I do hope that the Russell Tribunal on Palestine (http://www.russelltribunalonpalestine.net) established on 4 April 2009 in Brussels will uncover the history of such illegal warfare, take these war crimes into account, and make perpetrators and their supporting partners in crime accountable for their horrific deeds.

Friday, May 1, 2009

Thank You for Treating Me Like a Human Being

Over the last two months, three different, unconnected and unrelated people have thanked me for treating them like human beings. What have they got in common? They are all Palestinian refugees in Malaysia.

Malaysia has not signed the 1951 UN Convention relating to the Status of Refugees. Therefore, legally, the refugee status does not exist in Malaysia. So people registered with UNHCR (United Nations High Commissioner of Refugees) in Kuala Lumpur are considered illegal migrants. They are not allowed to work. Their children do not go to school. Their lives have been suspended.

They are waiting for resettlement to a third country through UNHCR, but this takes time. 2-3 years is no exception. Some families pull together all resources and live together in rented apartments, one family per room. Some get a bit of support from caring Malaysians, some from Arabs doing business in Malaysia. Some bachelors stay in suraus.

MSRI, the Malaysian Social Research Institute, the organisation I work for, is managing a Palestinian trust fund. Among other aid programmes, we also have a Sponsorship Programme for Palestinian Children in Lebanon. Because of these programmes, Palestinian refugees in Malaysia often find their way to my office in Jalan U Thant, Ampang. Like the three men mentioned above.

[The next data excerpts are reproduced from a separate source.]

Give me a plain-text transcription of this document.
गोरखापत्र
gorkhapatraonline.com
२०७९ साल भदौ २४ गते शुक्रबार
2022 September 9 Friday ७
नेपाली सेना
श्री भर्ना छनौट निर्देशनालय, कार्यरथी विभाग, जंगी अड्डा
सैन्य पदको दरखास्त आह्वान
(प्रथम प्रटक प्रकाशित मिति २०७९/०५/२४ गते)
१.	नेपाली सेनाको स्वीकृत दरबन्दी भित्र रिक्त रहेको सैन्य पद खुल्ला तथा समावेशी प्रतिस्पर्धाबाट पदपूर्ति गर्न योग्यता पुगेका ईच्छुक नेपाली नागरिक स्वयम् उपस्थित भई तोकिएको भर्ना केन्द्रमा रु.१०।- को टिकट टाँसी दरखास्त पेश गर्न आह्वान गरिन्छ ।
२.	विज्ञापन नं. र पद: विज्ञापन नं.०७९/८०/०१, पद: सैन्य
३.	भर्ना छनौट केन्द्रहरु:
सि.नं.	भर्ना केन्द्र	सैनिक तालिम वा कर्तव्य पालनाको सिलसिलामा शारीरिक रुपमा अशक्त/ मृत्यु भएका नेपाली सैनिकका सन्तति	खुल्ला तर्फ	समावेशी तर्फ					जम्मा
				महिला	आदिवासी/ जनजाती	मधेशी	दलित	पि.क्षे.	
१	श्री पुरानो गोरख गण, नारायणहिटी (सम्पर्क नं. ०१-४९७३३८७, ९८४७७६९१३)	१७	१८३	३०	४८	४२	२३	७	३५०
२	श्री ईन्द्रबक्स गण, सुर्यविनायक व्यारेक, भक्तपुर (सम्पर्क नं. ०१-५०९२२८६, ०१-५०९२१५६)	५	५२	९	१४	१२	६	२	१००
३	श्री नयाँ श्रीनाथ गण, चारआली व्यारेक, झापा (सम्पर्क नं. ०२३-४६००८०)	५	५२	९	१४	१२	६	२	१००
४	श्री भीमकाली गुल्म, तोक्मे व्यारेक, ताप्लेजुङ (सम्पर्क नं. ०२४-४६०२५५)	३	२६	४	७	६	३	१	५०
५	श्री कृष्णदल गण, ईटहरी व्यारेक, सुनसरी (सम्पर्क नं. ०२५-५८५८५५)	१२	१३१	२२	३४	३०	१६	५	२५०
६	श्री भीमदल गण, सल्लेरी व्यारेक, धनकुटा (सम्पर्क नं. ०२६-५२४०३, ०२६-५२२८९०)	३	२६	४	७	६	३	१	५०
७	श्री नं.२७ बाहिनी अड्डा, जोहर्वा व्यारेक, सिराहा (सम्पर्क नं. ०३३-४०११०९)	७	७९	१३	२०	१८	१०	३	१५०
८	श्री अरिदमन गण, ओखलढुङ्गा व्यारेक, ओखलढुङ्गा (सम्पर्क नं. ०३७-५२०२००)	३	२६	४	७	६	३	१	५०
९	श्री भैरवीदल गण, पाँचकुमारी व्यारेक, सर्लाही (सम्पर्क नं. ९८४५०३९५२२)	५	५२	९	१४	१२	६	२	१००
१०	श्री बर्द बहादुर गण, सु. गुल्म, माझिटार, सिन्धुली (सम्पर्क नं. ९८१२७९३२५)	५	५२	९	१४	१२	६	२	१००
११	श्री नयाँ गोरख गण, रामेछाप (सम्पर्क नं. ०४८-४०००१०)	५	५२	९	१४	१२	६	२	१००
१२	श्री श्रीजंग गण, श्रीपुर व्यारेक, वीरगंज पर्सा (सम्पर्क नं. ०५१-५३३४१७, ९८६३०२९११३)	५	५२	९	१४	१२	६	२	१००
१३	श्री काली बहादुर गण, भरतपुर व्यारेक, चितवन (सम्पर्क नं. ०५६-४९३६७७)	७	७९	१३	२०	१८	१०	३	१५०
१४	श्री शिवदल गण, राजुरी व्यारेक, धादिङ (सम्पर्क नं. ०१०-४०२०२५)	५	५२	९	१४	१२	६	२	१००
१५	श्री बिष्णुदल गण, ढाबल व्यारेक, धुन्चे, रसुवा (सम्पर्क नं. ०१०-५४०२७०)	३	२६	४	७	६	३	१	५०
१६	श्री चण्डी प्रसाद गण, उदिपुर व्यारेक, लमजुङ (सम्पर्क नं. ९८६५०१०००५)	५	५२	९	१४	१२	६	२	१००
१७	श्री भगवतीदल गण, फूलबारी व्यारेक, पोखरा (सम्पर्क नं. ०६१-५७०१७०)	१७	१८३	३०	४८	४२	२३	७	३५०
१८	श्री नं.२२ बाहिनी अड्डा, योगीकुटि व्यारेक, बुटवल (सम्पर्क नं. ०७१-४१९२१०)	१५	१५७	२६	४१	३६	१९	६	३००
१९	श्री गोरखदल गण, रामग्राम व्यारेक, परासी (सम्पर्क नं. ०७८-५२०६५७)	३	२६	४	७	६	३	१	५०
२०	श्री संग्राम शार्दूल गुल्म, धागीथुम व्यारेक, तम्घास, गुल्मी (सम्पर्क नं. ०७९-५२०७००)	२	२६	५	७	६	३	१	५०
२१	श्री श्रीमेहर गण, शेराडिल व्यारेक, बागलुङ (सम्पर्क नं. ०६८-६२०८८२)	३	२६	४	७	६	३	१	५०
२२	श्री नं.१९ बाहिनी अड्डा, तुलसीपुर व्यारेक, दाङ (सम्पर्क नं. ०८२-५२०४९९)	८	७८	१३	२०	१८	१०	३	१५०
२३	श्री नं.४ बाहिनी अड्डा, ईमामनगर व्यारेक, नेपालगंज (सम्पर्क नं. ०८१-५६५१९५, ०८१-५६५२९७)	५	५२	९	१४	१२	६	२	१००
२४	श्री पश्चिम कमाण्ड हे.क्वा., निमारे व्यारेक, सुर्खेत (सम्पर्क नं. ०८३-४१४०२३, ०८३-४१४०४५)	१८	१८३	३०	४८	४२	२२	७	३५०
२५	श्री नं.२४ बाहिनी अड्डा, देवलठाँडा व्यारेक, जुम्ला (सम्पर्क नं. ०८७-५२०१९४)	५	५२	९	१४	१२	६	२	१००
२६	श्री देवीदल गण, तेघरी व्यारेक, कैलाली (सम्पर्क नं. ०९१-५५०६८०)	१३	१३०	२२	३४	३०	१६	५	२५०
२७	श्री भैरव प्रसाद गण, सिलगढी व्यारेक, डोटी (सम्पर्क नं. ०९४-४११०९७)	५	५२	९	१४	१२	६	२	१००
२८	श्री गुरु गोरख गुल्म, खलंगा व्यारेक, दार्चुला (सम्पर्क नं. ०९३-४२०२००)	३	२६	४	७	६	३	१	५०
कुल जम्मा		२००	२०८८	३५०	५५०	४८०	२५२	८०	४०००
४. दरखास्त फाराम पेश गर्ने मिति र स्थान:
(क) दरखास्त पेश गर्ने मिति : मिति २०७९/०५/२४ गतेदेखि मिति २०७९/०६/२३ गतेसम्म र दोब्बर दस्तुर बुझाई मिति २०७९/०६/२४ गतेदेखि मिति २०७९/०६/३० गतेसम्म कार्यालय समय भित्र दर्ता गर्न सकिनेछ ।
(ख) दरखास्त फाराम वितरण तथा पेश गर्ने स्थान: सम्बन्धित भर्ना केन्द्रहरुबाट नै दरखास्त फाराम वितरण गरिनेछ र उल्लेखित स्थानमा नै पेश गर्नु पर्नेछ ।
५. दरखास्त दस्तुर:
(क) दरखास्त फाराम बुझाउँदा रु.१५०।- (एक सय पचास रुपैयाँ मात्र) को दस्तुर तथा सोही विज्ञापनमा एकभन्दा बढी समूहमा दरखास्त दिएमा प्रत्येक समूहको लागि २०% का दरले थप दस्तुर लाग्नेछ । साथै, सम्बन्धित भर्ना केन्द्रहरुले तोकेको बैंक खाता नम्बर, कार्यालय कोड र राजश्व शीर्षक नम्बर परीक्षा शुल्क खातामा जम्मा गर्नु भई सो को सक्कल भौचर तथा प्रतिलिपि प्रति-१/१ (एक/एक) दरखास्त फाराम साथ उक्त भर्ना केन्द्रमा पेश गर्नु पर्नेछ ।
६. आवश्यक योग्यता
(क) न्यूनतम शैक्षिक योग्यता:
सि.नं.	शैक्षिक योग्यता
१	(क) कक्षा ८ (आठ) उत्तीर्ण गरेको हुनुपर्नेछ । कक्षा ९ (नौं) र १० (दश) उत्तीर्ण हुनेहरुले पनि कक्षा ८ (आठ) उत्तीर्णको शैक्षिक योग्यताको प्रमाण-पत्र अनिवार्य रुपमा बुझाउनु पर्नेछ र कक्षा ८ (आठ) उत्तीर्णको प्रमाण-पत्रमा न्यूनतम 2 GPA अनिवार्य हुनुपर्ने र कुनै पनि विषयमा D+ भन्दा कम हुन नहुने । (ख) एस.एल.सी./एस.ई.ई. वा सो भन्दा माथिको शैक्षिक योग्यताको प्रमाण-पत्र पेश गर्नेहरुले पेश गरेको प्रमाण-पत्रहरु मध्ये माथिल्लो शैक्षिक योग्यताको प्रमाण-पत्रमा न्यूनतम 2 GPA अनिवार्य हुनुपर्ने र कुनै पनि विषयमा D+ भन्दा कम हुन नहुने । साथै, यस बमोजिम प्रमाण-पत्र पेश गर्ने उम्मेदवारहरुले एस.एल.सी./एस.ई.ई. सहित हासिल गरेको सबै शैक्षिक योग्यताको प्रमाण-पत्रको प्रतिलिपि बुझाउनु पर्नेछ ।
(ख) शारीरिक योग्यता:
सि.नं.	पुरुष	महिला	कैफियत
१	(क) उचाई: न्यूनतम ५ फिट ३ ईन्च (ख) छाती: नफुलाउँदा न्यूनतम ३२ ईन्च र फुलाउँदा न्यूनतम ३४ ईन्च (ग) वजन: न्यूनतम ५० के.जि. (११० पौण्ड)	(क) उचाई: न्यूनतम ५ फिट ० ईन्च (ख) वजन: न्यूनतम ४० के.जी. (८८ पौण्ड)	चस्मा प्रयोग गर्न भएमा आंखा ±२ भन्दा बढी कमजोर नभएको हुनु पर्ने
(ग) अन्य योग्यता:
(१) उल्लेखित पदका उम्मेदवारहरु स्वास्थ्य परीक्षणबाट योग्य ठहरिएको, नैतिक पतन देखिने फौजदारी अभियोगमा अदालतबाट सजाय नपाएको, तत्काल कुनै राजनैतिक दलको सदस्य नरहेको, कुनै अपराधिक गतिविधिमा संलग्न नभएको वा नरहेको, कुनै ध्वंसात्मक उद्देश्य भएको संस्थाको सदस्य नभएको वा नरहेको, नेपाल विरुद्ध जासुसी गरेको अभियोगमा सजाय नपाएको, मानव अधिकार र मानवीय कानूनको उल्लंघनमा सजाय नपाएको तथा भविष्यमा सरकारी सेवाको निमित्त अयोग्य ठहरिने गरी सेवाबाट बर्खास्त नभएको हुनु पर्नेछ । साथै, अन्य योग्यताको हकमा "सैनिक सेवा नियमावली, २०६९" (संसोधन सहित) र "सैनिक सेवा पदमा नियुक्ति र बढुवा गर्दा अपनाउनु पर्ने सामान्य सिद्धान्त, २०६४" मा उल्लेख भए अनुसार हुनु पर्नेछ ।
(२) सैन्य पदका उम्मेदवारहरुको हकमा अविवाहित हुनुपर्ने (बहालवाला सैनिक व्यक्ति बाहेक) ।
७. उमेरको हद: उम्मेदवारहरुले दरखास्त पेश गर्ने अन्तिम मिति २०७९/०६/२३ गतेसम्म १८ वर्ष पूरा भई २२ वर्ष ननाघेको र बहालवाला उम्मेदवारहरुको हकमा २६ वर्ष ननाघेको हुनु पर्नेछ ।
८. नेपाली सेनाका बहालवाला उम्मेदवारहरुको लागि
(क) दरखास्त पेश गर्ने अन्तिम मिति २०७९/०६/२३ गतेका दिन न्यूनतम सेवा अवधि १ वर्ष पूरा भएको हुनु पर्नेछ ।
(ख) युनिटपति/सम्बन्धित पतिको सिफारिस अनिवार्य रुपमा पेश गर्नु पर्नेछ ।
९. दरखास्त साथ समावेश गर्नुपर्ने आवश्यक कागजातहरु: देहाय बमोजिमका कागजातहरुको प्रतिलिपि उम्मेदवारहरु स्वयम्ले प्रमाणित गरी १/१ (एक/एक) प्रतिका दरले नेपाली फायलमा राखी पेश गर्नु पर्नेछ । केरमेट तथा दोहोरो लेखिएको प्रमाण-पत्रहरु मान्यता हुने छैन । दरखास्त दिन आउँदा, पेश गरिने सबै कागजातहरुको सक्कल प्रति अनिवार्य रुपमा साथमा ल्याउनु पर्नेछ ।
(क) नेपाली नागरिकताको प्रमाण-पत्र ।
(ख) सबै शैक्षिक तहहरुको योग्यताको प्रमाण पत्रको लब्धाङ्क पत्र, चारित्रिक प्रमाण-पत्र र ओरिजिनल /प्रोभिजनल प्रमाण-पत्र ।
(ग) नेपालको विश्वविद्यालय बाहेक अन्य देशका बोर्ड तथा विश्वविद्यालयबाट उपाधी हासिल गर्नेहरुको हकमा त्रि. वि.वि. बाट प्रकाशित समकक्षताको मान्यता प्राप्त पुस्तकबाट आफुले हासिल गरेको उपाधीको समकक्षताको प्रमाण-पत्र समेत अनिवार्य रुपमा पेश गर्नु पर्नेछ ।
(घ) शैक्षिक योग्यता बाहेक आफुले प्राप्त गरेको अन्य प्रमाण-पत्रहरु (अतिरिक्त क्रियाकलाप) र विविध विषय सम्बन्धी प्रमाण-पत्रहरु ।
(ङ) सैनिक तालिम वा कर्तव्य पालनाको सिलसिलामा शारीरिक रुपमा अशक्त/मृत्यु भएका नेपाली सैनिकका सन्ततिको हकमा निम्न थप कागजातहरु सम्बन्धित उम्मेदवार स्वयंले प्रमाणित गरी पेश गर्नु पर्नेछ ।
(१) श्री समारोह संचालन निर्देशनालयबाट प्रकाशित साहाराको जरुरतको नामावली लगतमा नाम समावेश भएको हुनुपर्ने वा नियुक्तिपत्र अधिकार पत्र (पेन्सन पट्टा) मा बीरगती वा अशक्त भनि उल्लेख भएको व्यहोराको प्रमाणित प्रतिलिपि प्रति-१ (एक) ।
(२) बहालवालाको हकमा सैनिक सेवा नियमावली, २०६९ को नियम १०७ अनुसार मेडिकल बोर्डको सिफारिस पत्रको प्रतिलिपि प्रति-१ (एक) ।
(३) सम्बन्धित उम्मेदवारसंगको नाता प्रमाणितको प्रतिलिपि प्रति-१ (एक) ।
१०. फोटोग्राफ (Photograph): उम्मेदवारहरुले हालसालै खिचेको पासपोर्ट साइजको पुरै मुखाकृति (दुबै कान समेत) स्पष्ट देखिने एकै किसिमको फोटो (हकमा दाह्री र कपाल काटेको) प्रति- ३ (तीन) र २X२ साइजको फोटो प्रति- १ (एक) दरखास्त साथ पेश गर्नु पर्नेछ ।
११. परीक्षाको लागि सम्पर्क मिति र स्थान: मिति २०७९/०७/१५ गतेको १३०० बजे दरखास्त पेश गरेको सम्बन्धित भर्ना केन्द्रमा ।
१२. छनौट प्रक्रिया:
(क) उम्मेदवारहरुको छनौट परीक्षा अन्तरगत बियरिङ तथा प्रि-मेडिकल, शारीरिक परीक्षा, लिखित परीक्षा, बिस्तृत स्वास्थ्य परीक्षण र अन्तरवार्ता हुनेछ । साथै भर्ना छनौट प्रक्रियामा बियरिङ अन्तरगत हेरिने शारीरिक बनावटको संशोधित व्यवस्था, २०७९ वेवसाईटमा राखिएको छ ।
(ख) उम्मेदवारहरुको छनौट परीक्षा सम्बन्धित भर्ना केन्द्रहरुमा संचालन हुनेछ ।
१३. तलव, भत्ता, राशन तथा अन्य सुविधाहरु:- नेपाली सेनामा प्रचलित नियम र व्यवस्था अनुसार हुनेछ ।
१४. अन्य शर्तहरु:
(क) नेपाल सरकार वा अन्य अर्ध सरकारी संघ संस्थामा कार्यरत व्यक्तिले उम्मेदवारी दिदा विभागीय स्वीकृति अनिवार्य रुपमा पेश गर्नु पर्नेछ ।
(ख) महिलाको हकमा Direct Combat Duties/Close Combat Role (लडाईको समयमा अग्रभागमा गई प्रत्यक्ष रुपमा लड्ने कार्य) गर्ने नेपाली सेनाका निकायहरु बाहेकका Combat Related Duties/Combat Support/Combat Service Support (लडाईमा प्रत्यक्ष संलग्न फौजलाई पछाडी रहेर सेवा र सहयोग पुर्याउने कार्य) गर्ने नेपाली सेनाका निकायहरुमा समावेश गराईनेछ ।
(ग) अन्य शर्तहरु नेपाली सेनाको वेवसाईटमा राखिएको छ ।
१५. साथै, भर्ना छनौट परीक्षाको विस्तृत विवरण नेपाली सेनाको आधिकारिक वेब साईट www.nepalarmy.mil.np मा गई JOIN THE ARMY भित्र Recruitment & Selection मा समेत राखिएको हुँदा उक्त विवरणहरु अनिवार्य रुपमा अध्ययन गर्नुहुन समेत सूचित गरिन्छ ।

Wherever they turn to in their distress about their situation, whoever they approach will be sympathetic. But most people do not want to hear about the hardship these Palestinians face here. Malaysia is supposed to be this tropical paradise, and refugees, not only Palestinian but also for example Burma refugees only spoil the picture. So most people just turn away; the ones who have some empathy will press a 50Ringgit note into their ourstreched hands before turning away.

It is particularly bitter for Palestinian refugees from Gaza to read in the newspapers that millions of aid and support is going to Gaza; to see all the banners hanging at many places in the cities, mosques, bridges and other strategic places declaring the solidarity of the Malaysian people with the people in Gaza, while they, also from Gaza, live the lonely lives of refugees right in their midst.

Over the last two years, more Palestinian refugees from the Middle-East have come to Malaysia, ususally after having spent months beeing pushed from one country to the other, or from war zones such as Iraq. They come to Malaysia because here they can get "Visa on Arrival" which is valid for one month. So increasing numbers of Palestinian refugees are also arriving at my doorstep.

What MSRI can do to help these people is very limited. First of all, we will talk to them and evaluate their situation. We actually listen to their stories, mostly very sad and tragic stories. In times to come I might just tell some of them here. We listen when they pour out their frustration with their current situation and their powerlessness to change anything and to be in charge of their lives, their suspended lives in Malaysia. We offer a sympathetic ear and a cup of coffee or tea. This is why I hear this sentence so often: "Thank you for treating me like a human being!"

I want to cry when they say that. No human being should have to say that sentence. Particularly not in Malaysia, where we all pride ourselves to be part of a caring society.

After evaluating their situation we are looking at how we can help. The immediate support includes emergency food aid and medical support. A short-term goal must be to get the children to school. The refugees also need some sort of income to sustain themselves until they can be resettled. Mid-term goals are successful resettlements. The ultimate goal is for Malaysia to implement refugee rights according to international law.

But this will take time.

Until such time, I wonder how many times I will have to hear that sentence: "Thank you for treating me like a human being."